Additional speakers at the conference include:
- Jennifer Anderson, MD, OB-GYN provider with LeConte Women’s Healthcare, Sevierville, Tennessee, and Cedar Recovery in Knoxville
- Jason Yaun, MD, associate professor of Pediatrics at UTHSC, Outpatient General Pediatrics division chief, and the medical director of the ULPS General Pediatrics Clinic
- Clay Jackson, MD, clinical assistant professor of Family Medicine and Psychiatry at the UTHSC College of Medicine, where he maintains a private practice in family medicine, and directs the palliative medicine program at the West Cancer Center.

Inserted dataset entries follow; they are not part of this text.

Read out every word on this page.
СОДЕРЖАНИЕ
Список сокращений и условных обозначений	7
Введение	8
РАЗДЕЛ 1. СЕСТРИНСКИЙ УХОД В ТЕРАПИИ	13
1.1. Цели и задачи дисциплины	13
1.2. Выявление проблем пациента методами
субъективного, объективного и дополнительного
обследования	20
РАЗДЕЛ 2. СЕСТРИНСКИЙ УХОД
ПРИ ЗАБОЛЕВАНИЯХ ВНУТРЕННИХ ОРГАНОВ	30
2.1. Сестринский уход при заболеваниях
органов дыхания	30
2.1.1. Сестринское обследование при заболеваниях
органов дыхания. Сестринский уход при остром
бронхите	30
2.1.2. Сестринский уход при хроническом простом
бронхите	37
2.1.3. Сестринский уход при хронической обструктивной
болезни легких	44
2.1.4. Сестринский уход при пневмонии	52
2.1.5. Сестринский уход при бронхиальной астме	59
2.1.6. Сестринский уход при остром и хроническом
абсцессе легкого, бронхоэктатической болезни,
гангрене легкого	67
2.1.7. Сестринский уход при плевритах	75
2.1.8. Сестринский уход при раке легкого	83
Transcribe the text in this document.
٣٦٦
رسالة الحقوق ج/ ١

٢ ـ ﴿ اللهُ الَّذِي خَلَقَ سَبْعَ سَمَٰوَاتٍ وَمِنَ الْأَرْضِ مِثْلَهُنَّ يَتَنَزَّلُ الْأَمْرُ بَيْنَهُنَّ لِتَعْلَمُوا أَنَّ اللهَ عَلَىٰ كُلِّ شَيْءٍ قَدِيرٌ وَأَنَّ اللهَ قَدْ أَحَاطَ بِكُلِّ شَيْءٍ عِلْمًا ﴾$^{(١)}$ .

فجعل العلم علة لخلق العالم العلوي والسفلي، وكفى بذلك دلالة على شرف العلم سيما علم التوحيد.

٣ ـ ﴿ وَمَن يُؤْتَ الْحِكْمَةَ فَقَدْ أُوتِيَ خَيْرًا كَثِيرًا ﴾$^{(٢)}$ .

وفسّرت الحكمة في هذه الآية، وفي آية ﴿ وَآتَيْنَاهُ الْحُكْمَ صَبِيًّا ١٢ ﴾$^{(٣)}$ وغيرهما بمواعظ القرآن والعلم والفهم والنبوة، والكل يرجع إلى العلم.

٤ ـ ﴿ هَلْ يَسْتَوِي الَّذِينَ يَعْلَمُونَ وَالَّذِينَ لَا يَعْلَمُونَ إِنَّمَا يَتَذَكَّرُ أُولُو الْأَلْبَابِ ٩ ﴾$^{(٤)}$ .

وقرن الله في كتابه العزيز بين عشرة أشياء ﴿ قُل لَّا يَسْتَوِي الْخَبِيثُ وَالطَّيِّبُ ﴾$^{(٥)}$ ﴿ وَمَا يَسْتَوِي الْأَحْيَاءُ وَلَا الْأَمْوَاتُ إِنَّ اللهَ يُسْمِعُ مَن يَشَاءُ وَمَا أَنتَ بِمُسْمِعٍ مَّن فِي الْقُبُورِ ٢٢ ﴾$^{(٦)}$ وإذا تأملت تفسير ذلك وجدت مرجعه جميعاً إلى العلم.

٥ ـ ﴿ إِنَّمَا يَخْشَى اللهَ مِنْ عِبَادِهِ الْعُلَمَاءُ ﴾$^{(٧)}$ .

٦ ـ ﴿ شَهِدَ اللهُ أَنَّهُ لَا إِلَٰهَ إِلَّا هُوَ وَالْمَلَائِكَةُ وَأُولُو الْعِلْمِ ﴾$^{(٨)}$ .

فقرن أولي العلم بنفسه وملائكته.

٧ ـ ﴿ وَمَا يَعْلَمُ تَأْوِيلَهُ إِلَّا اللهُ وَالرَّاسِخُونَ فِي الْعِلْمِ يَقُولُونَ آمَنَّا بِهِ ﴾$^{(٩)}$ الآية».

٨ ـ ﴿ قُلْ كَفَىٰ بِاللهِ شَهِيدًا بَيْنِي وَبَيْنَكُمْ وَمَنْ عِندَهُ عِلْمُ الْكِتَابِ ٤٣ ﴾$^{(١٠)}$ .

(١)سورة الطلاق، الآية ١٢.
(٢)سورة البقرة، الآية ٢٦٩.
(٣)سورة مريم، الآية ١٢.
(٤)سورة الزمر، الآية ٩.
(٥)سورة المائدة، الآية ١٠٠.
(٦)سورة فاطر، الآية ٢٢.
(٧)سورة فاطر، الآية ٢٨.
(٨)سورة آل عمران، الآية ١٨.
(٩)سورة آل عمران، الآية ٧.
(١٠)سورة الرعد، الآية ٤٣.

- Paul B. Hill, MD, assistant professor in the Department of Psychiatry at the UTHSC College of Medicine, and a psychiatrist specializing in the treatment of geriatric patients.
- Shawn Hamm, MD, regional medical director for Vertava Health and program director for the Baptist Memorial Medical Education Addiction Medicine Fellowship Program
- Karen Derefinko, PhD, associate professor of Preventive Medicine and Associate Professor of Pharmacology, Addiction Science, and Toxicology at UTHSC.
Dr. Hamm said the opioid conference will equip attendees with the tools to make evidence-based decisions in the treatment of a chronic, but entirely treatable, condition.
“My calling as an addiction medicine physician is to use evidence-based medicine to combat the stigma and shame of addiction often associated with this disease,” he said. “I recognize that discussing a possible substance use disorder with a patient can be challenging, and one of the goals of this conference is to provide much-needed guidance on how to frame discussions with patients in a trauma-informed, non-judgmental approach. Our patients often face seemingly insurmountable challenges, and I firmly believe that we as medical providers play a critical role in eliminating barriers to successful treatment and durable recovery.”
The event is made possible by the Advanced Nursing Education Workforce for Healthy Delta Moms and Babies program of the UTHSC College of Nursing, which is funded through a grant from the Health Resources and Services Administration.